Западная музыка в известной степени схожа с поэтическими формами. Негласный закон требует и от композитора, и от поэта расширять пределы этих форм, пытаться взлететь в узких коридорах клетки. Гений в искусстве определяется именно способностью разрешить противоречие между драгоценными кандалами формы и свободой фантазии. Например, Берлиоз в изящной и чувственной опере «Беатриче и Бенедикт» создал и величественную, и одновременно интимную музыку. Дуэты искрятся душевной гармонией, благодаря близкому голосоведению. Арии бурлят навязчивым влечением, которое где-то прорывается мелодичными рыданиями и вздохами. Эта музыка – очень личное эмоциональное испытание, которое значительнее любого отдельного переживания. «Что же такое человек, – спрашивает Цукеркандль, – если это чуть ли не ничто, эти «всего лишь ноты» могут иметь для него такое большое значение?»
Герой аргентинского фильма «Мужчина, глядящий на юго-восток», Рантес, музыкант-инопланетянин, игравший на органе в часовне психиатрической лечебницы, говорит: «Всего лишь набор вибраций, но как же сильно они действуют на людей.

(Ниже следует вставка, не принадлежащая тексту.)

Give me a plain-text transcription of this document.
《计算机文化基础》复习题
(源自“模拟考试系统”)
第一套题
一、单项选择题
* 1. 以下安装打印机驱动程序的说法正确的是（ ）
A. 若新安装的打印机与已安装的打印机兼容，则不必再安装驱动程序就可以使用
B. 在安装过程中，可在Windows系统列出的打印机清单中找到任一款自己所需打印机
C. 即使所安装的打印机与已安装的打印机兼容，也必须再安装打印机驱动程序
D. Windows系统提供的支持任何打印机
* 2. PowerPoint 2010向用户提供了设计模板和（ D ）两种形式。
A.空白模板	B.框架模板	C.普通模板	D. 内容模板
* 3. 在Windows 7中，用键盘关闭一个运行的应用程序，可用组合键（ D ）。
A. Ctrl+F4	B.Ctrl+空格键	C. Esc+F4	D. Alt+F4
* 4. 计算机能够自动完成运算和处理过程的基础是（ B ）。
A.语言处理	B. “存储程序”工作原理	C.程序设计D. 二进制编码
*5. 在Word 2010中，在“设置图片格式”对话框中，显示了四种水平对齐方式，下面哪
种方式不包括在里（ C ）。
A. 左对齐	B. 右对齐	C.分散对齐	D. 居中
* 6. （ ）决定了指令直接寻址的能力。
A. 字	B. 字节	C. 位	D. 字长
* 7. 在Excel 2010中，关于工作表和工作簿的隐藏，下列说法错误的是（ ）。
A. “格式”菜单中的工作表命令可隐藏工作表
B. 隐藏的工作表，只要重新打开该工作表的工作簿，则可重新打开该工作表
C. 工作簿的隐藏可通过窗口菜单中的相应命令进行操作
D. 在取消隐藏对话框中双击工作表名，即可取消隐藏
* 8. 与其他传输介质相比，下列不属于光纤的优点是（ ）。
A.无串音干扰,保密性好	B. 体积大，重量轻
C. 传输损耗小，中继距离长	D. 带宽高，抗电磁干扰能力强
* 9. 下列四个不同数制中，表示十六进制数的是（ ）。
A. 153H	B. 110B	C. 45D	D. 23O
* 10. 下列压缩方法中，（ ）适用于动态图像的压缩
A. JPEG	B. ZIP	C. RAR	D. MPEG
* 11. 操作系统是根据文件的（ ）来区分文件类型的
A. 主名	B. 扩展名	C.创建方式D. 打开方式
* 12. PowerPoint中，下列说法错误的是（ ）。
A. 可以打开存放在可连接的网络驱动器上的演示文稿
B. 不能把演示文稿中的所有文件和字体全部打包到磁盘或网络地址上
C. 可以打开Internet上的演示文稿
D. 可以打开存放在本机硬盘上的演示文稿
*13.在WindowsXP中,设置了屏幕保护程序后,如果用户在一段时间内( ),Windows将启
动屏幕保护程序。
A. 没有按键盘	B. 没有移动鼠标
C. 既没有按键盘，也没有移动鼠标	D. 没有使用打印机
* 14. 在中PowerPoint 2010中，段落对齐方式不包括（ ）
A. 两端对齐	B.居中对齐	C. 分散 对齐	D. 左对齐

В чем же состоит волшебство? В инструментах? В личности автора музыки? Во мне? В тех, кто слушает? Я не могу понять, что они чувствуют. Нет. Понять я могу. Я просто не могу этого почувствовать». Позже он объяснит, что подобные ощущения очень опасны для народа его планеты, который можно уничтожить прилипчивой мелодией саксофона или приторным запахом духов. Он не единственный, кого послали с его планеты к нам, чтобы разузнать о нашем единственном оружии, от которого у них нет спасения, – человеческой глупости. Случается, что агенты пропадают, предают, кончают с собой. Молодая красавица Беатрис, навещающая его в больнице, как мы узнаем позже, – одна из этих пропавших агентов; она попала под опасные чары сенсорных впечатлений человечества, ее вывело из равновесия услышанное соло кларнета, она «развращена закатами и ароматами…».